Deftones: los dioses de turno
Primer acto. Una zapatilla vuela de allá para acá. Segundos antes una chaqueta traza una curvatura similar por los aires del Teatro Coliseo atestado, sudoroso y aromático de cannabis y tabaco la noche del martes, la segunda fecha de tres citas agotadas que culminaban anoche. La antigua sala, de dudosas cualidades sonoras para un espectáculo de altos decibeles y que hasta hace un tiempo era un templo religioso, no ha perdido su categoría. Los dioses de turno, Deftones, están al centro. Descargan volumen insano en los primeros minutos de este reencuentro con el público chileno, una práctica que a estas alturas, tras numerosas visitas, habla más de un mal ingeniero en la mesa de sonido que de potencia. Es una especie de re- vancha a lo que sucedió en 2001 en el Estadio Víctor Jara, en el memorable debut del quinteto liderado por Camilo “Chino” Moreno, cuando el público se dedicó a escupir al cantante en dudosa señal de aprobación. Parte de aquel gentío también está presente esta noche pero ya no son adolescentes. Canas y poncheras mediante, el público de Deftones ha envejecido junto a la banda y ambas partes hacen caso omiso de la edad. Por un par de horas durante esta noche todos somos jóvenes otra vez, y corresponde cabecear y saltar para celebrarlo.
Prólogo. A las 21 horas Quicksand se toma el escenario. El trío donde milita el bajista Sergio Vega, quien ocupa el mismo puesto en Deftones, es de esos grupos que uno se pregunta por qué no cosecharon más éxito, aunque la respuesta radica en su historial plagado de quiebres. Su combinación de rock duro con arrebatos lisérgicos y cadenciosos, resultó embriagante desde el primer minuto.
Tras la pausa Deftones aparece a un volumen insano, una de sus rúbricas y que después de 23 años de actividad es más una tara que una señal de singularidad. Hasta ahora en todas sus visitas parecen incapaces y desinteresados en controlar el volumen. El espectador es quien tiene que adaptarse al bullicio ensordecedor y no la mesa de sonido la que debe buscar acomodo.
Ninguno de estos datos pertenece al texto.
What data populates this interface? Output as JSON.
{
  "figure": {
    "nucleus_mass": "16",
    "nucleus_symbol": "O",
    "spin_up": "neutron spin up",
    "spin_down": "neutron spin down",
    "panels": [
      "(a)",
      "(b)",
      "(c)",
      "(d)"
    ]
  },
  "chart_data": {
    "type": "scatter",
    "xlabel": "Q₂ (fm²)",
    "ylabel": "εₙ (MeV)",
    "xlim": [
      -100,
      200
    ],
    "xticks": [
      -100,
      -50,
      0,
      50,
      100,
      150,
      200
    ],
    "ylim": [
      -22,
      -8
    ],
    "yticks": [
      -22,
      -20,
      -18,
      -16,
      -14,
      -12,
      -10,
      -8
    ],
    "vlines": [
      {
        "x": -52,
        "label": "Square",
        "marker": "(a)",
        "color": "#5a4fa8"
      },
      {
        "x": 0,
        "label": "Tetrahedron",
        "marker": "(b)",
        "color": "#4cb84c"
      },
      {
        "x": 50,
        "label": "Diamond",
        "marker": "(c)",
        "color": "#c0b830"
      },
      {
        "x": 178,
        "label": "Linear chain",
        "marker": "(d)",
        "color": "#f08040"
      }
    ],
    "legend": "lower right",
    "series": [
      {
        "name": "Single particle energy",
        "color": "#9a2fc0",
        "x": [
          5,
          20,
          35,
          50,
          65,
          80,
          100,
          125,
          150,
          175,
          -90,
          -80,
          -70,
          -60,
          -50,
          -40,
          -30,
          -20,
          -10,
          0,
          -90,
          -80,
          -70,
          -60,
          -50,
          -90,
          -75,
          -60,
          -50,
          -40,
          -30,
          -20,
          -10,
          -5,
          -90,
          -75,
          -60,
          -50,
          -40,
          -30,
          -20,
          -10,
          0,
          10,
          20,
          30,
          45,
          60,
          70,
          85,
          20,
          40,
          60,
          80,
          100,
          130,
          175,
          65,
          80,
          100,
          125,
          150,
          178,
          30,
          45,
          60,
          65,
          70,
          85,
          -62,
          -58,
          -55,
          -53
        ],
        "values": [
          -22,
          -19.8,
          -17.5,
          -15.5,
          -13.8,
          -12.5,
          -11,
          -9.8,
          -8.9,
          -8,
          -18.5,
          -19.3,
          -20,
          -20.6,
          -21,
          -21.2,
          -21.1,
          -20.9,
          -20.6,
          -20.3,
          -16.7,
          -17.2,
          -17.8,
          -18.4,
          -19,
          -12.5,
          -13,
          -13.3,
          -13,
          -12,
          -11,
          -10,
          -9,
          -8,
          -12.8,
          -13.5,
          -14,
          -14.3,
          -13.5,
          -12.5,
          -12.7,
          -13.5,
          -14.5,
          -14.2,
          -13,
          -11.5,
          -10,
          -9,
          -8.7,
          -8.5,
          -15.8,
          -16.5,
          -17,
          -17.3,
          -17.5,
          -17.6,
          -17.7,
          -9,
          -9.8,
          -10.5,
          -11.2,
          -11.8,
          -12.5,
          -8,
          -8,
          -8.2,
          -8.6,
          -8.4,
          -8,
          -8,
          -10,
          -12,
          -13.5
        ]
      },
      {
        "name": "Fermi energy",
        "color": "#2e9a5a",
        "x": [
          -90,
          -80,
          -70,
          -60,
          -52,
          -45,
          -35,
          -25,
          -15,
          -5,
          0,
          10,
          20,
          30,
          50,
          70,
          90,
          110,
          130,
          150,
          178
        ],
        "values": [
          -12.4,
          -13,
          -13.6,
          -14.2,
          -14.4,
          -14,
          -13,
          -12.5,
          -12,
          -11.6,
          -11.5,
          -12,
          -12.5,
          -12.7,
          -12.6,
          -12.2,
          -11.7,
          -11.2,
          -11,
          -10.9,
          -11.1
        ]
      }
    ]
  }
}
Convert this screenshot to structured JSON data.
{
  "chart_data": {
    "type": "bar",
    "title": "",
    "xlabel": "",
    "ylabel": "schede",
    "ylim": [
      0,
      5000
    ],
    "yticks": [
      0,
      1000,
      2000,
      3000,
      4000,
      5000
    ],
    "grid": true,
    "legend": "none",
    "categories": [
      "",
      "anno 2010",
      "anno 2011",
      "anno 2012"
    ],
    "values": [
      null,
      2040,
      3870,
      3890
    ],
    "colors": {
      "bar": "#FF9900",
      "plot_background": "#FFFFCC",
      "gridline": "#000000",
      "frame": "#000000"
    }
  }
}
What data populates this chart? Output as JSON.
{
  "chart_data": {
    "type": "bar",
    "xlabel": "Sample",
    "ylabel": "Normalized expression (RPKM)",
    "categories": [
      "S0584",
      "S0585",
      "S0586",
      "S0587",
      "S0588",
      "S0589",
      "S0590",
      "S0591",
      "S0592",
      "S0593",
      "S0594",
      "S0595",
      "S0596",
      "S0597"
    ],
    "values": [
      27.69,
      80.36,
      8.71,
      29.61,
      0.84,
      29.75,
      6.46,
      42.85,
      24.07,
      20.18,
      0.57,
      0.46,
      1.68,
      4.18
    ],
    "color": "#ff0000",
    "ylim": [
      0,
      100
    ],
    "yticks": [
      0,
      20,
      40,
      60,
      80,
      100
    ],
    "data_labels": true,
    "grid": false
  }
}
En los primeros temas el doble pedal retumba y qué decir de las guitarras de 7 y 8 cuerdas de Stephen Carpenter, que resuenan como el gruñido de una bestia mitológica en marcha. “Chino” se instaló en esa línea fronteriza entre el escenario y la gente gritando al micrófono como si la vida dependiera de sus aullidos. El público sencillamente lo adora. Lo tironean, le gritan, cantan vociferantes, corean cada línea de sus canciones plagadas de susurros y estallidos demenciales donde sus cuerdas vocales se exigen al máximo, y que sorprendentemente aún rinden, a la manera de un felino que reacciona irritado y luego se deja querer.
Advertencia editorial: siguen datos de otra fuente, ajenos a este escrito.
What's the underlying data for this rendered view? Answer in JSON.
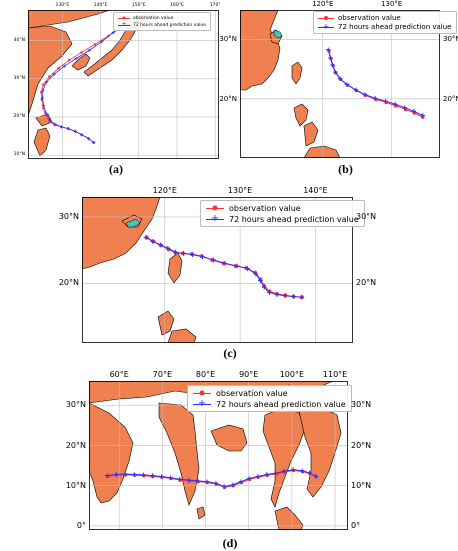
{
  "colors": {
    "land": "#f08050",
    "coast": "#000000",
    "grid": "#bfbfbf",
    "observation": "#ff3030",
    "prediction": "#3030ff",
    "lake": "#40c8c0"
  },
  "panels": [
    {
      "caption": "(a)",
      "lon_ticks": [
        "130°E",
        "140°E",
        "150°E",
        "160°E",
        "170°"
      ],
      "lat_ticks": [
        "40°N",
        "30°N",
        "20°N",
        "10°N"
      ],
      "legend": {
        "observation_label": "observation value",
        "prediction_label": "72 hours ahead prediction value"
      },
      "lon_range": [
        121,
        171
      ],
      "lat_range": [
        9,
        48
      ],
      "track": {
        "observation": [
          [
            138.2,
            13.3
          ],
          [
            136.8,
            14.4
          ],
          [
            135.0,
            15.4
          ],
          [
            133.3,
            16.3
          ],
          [
            131.5,
            17.0
          ],
          [
            129.7,
            17.4
          ],
          [
            128.0,
            17.9
          ],
          [
            126.6,
            18.8
          ],
          [
            125.6,
            20.5
          ],
          [
            125.0,
            22.4
          ],
          [
            124.6,
            24.6
          ],
          [
            124.5,
            26.5
          ],
          [
            125.0,
            28.5
          ],
          [
            126.6,
            30.6
          ],
          [
            129.0,
            32.8
          ],
          [
            131.8,
            34.9
          ],
          [
            135.0,
            36.9
          ],
          [
            138.5,
            39.0
          ],
          [
            142.0,
            41.2
          ],
          [
            145.5,
            43.5
          ]
        ],
        "prediction": [
          [
            138.2,
            13.3
          ],
          [
            136.9,
            14.3
          ],
          [
            135.1,
            15.3
          ],
          [
            133.4,
            16.2
          ],
          [
            131.6,
            16.9
          ],
          [
            129.8,
            17.4
          ],
          [
            128.1,
            18.1
          ],
          [
            126.7,
            19.2
          ],
          [
            125.7,
            21.0
          ],
          [
            125.1,
            23.0
          ],
          [
            124.8,
            25.0
          ],
          [
            124.9,
            27.0
          ],
          [
            125.8,
            29.1
          ],
          [
            127.8,
            31.2
          ],
          [
            130.5,
            33.3
          ],
          [
            133.6,
            35.3
          ],
          [
            137.0,
            37.4
          ],
          [
            140.3,
            39.7
          ],
          [
            143.3,
            42.1
          ],
          [
            146.2,
            44.2
          ]
        ]
      }
    },
    {
      "caption": "(b)",
      "lon_ticks": [
        "120°E",
        "130°E"
      ],
      "lat_ticks": [
        "30°N",
        "20°N"
      ],
      "legend": {
        "observation_label": "observation value",
        "prediction_label": "72 hours ahead prediction value"
      },
      "lon_range": [
        108,
        137
      ],
      "lat_range": [
        10,
        35
      ],
      "track": {
        "observation": [
          [
            134.5,
            16.9
          ],
          [
            133.3,
            17.6
          ],
          [
            132.0,
            18.2
          ],
          [
            130.6,
            18.8
          ],
          [
            129.2,
            19.4
          ],
          [
            127.7,
            19.9
          ],
          [
            126.2,
            20.6
          ],
          [
            124.9,
            21.4
          ],
          [
            123.6,
            22.3
          ],
          [
            122.6,
            23.3
          ],
          [
            121.9,
            24.4
          ],
          [
            121.5,
            25.6
          ],
          [
            121.2,
            26.8
          ],
          [
            120.9,
            28.1
          ]
        ],
        "prediction": [
          [
            134.5,
            17.2
          ],
          [
            133.2,
            17.9
          ],
          [
            131.9,
            18.5
          ],
          [
            130.5,
            19.1
          ],
          [
            129.1,
            19.6
          ],
          [
            127.6,
            20.1
          ],
          [
            126.1,
            20.7
          ],
          [
            124.8,
            21.5
          ],
          [
            123.5,
            22.4
          ],
          [
            122.5,
            23.4
          ],
          [
            121.8,
            24.5
          ],
          [
            121.4,
            25.7
          ],
          [
            121.1,
            26.9
          ],
          [
            120.8,
            28.3
          ]
        ]
      }
    },
    {
      "caption": "(c)",
      "lon_ticks": [
        "120°E",
        "130°E",
        "140°E"
      ],
      "lat_ticks": [
        "30°N",
        "20°N"
      ],
      "legend": {
        "observation_label": "observation value",
        "prediction_label": "72 hours ahead prediction value"
      },
      "lon_range": [
        109,
        145
      ],
      "lat_range": [
        11,
        33
      ],
      "track": {
        "observation": [
          [
            138.2,
            17.9
          ],
          [
            137.1,
            18.0
          ],
          [
            136.0,
            18.2
          ],
          [
            134.9,
            18.4
          ],
          [
            133.9,
            18.8
          ],
          [
            133.2,
            19.6
          ],
          [
            132.7,
            20.6
          ],
          [
            132.0,
            21.6
          ],
          [
            130.8,
            22.3
          ],
          [
            129.4,
            22.6
          ],
          [
            127.8,
            23.0
          ],
          [
            126.3,
            23.5
          ],
          [
            124.9,
            24.1
          ],
          [
            123.6,
            24.4
          ],
          [
            122.4,
            24.5
          ],
          [
            121.4,
            24.6
          ],
          [
            120.5,
            25.1
          ],
          [
            119.5,
            25.7
          ],
          [
            118.5,
            26.3
          ],
          [
            117.6,
            26.9
          ]
        ],
        "prediction": [
          [
            138.2,
            17.9
          ],
          [
            137.1,
            18.0
          ],
          [
            136.0,
            18.1
          ],
          [
            134.9,
            18.3
          ],
          [
            133.9,
            18.6
          ],
          [
            133.2,
            19.4
          ],
          [
            132.7,
            20.4
          ],
          [
            132.1,
            21.4
          ],
          [
            131.0,
            22.2
          ],
          [
            129.6,
            22.6
          ],
          [
            128.0,
            23.0
          ],
          [
            126.5,
            23.5
          ],
          [
            125.0,
            24.0
          ],
          [
            123.7,
            24.3
          ],
          [
            122.5,
            24.5
          ],
          [
            121.4,
            24.7
          ],
          [
            120.4,
            25.3
          ],
          [
            119.4,
            25.8
          ],
          [
            118.4,
            26.3
          ],
          [
            117.5,
            26.9
          ]
        ]
      }
    },
    {
      "caption": "(d)",
      "lon_ticks": [
        "60°E",
        "70°E",
        "80°E",
        "90°E",
        "100°E",
        "110°E"
      ],
      "lat_ticks": [
        "30°N",
        "20°N",
        "10°N",
        "0°"
      ],
      "legend": {
        "observation_label": "observation value",
        "prediction_label": "72 hours ahead prediction value"
      },
      "lon_range": [
        53,
        113
      ],
      "lat_range": [
        -1,
        36
      ],
      "track": {
        "observation": [
          [
            105.6,
            12.4
          ],
          [
            104.2,
            13.0
          ],
          [
            102.5,
            13.5
          ],
          [
            100.4,
            13.8
          ],
          [
            98.3,
            13.4
          ],
          [
            96.3,
            12.9
          ],
          [
            94.3,
            12.6
          ],
          [
            92.2,
            12.1
          ],
          [
            90.2,
            11.6
          ],
          [
            88.3,
            10.8
          ],
          [
            86.4,
            10.0
          ],
          [
            84.4,
            9.6
          ],
          [
            82.5,
            10.4
          ],
          [
            80.4,
            10.8
          ],
          [
            78.3,
            11.0
          ],
          [
            76.2,
            11.2
          ],
          [
            74.1,
            11.4
          ],
          [
            72.0,
            11.8
          ],
          [
            69.9,
            12.1
          ],
          [
            67.8,
            12.3
          ],
          [
            65.7,
            12.5
          ],
          [
            63.6,
            12.6
          ],
          [
            61.5,
            12.7
          ],
          [
            59.4,
            12.6
          ],
          [
            57.3,
            12.3
          ]
        ],
        "prediction": [
          [
            105.6,
            12.2
          ],
          [
            104.1,
            13.2
          ],
          [
            102.4,
            13.7
          ],
          [
            100.3,
            14.0
          ],
          [
            98.2,
            13.6
          ],
          [
            96.2,
            13.1
          ],
          [
            94.2,
            12.8
          ],
          [
            92.1,
            12.3
          ],
          [
            90.1,
            11.8
          ],
          [
            88.2,
            11.0
          ],
          [
            86.3,
            10.2
          ],
          [
            84.3,
            9.8
          ],
          [
            82.4,
            10.6
          ],
          [
            80.3,
            11.0
          ],
          [
            78.2,
            11.2
          ],
          [
            76.1,
            11.4
          ],
          [
            74.0,
            11.6
          ],
          [
            71.9,
            12.0
          ],
          [
            69.8,
            12.3
          ],
          [
            67.7,
            12.5
          ],
          [
            65.6,
            12.7
          ],
          [
            63.5,
            12.8
          ],
          [
            61.4,
            12.9
          ],
          [
            59.3,
            12.8
          ],
          [
            57.2,
            12.5
          ]
        ]
      }
    }
  ]
}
Después de tantas visitas, clarísimo que Deftones privilegia la energía a la disciplina de replicar exactos sus registros en estudio. A veces los pulsos se aceleran como sucedió en uno de sus clásicos, como My own summer (shove it). Para el público los desequilibrios solo fueron carne para alentar el fervor religioso. Apenas comenzó el concierto la masa vociferante se fue sobre el escenario al igual que una ola reventando en la línea costera. Como en un viejo video de grunge, algunos espectadores eran levantados sobre las cabezas y desplazados de un lugar hacia otro como una marea impredecible. Desde lo alto del escenario, Moreno observaba sonriente, aproximándose al borde como un surfista que espera la siguiente ola.
Más que el repaso de Gore (2016), el excelente último álbum, el show de Deftones fue un paseo aleatorio de su discografía con sets generosos respecto de otras paradas de este tour en Sudamérica. Si en 2001 los imbéciles de turno escupieron a un cantante como “Chino” Moreno, hoy un símbolo generacional, ahora la relación es de cariño y respeto. Deftones sigue siendo uno de los escasos números del rock duro, sino el único, que sabe de sensualidad y romance sin vulgaridad, sino con un estilo inigualable.